Ao longo de suas conquistas, Alexandre enviava espécimes de plantas e animais para as pesquisas de Aristóteles, permitindo-lhe criar o primeiro zoológico e jardim botânico registrados. Suspeita-se também que Alexandre teria doado o equivalente a mais de 4 milhões de dólares para o Liceu.[12] Em 322 a.C., Aristóteles foi obrigado a fugir de Atenas com a família quando a liderança política local se voltou contra os macedônios e, por suas obras que defendiam o domínio macedônio, acabou sendo um alvo. Ele passou a liderança do Liceu a Teofrasto e morreu naquele mesmo ano em Cálcis, próximo à sua cidade natal.[13]
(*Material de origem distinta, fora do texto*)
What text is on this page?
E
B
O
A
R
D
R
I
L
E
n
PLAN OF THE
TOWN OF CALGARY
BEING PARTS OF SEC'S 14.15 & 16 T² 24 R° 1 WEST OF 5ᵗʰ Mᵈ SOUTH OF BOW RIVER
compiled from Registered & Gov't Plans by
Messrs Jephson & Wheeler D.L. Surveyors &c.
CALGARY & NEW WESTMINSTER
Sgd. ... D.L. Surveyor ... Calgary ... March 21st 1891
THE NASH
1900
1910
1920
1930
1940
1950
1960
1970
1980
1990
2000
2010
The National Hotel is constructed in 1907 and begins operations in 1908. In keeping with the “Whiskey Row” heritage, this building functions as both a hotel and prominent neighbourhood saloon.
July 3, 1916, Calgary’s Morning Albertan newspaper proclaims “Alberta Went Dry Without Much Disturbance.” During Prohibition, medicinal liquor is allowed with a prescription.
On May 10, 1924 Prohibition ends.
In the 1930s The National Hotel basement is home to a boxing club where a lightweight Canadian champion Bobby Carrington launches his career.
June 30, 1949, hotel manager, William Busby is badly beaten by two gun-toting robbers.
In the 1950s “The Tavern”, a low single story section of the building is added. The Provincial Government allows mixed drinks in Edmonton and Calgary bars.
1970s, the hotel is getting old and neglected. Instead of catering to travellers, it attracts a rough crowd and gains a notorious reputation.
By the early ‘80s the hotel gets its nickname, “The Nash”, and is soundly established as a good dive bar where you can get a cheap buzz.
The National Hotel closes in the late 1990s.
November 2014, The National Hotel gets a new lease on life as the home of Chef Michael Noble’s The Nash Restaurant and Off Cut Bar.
História da biblioteca de Aristóteles

[editar | editar código-fonte]

Teofrasto colocou em seu testamento uma cláusula deixando a biblioteca do Liceu — que naquele momento continha as obras dele, de Aristóteles e de alunos, além de textos históricos filosóficos e histórias da filosofia — para seu suposto discípulo Neleu. No entanto, os membros mais velhos do Liceu colocaram Estrato como novo líder, e ao se aposentar da escola, em meados do século III a.C., Neleu separou a biblioteca do Liceu e levou todos os livros para Skepsis, na Mísia.[11] Neleu era especialista em Teofrasto e Aristóteles, e talvez Teofrasto esperasse que ele preparasse um catálogo dos 10 000 rolos de papiro. Ao menos alguns livros parecem ter sido vendidos à biblioteca de Alexandria. No século X, um catálogo da biblioteca revelou manuscritos de Teofrasto e Aristóteles que quase certamente vinham de Neleu. O restante parece ter sido escondido por sua família, conhecida pela ignorância.[14]

A biblioteca desapareceu por séculos, até que alguém a teria comprado dos herdeiros de Neleu no século I a.C. e retornado à escola. Porém, quando Sula atacou Atenas, os livros foram enviados a Roma. Nessa viagem, cerca de um quinto das obras de Aristóteles perdeu-se e, portanto, não faz parte do conjunto aristotélico moderno. Ainda assim, o que restou de Aristóteles e do acervo foi organizado e editado para uso escolar entre 73 e 20 a.C., supostamente por Andrônico de Rodes, o décimo primeiro líder do Liceu.[5] Desde então, as obras remanescentes foram traduzidas e amplamente difundidas, fornecendo grande parte do conhecimento moderno da filosofia antiga ocidental.[11]

O Liceu após Aristóteles

[editar | editar código-fonte]

Como líder do Liceu, Teofrasto continuou os focos de Aristóteles em observação, pesquisa colaborativa e documentação histórica da filosofia, fazendo suas próprias contribuições à biblioteca, principalmente como primeiro organizador da botânica. Embora não fosse cidadão de Atenas (tendo conhecido Aristóteles em 340 a.C. na ilha de Lesbos), ele conseguiu comprar terras próximas ao ginásio do Liceu, bem como vários edifícios para abrigar a biblioteca e mais espaços de trabalho, em 315 a.C..[11] Teofrasto continuou seu próprio trabalho enquanto ensinava, demonstrando sua dedicação ao aprendizado e à educação ao deixar as terras do Liceu para seus colegas, a fim de prosseguirem os estudos de filosofia na tradição não privada da escola após sua morte.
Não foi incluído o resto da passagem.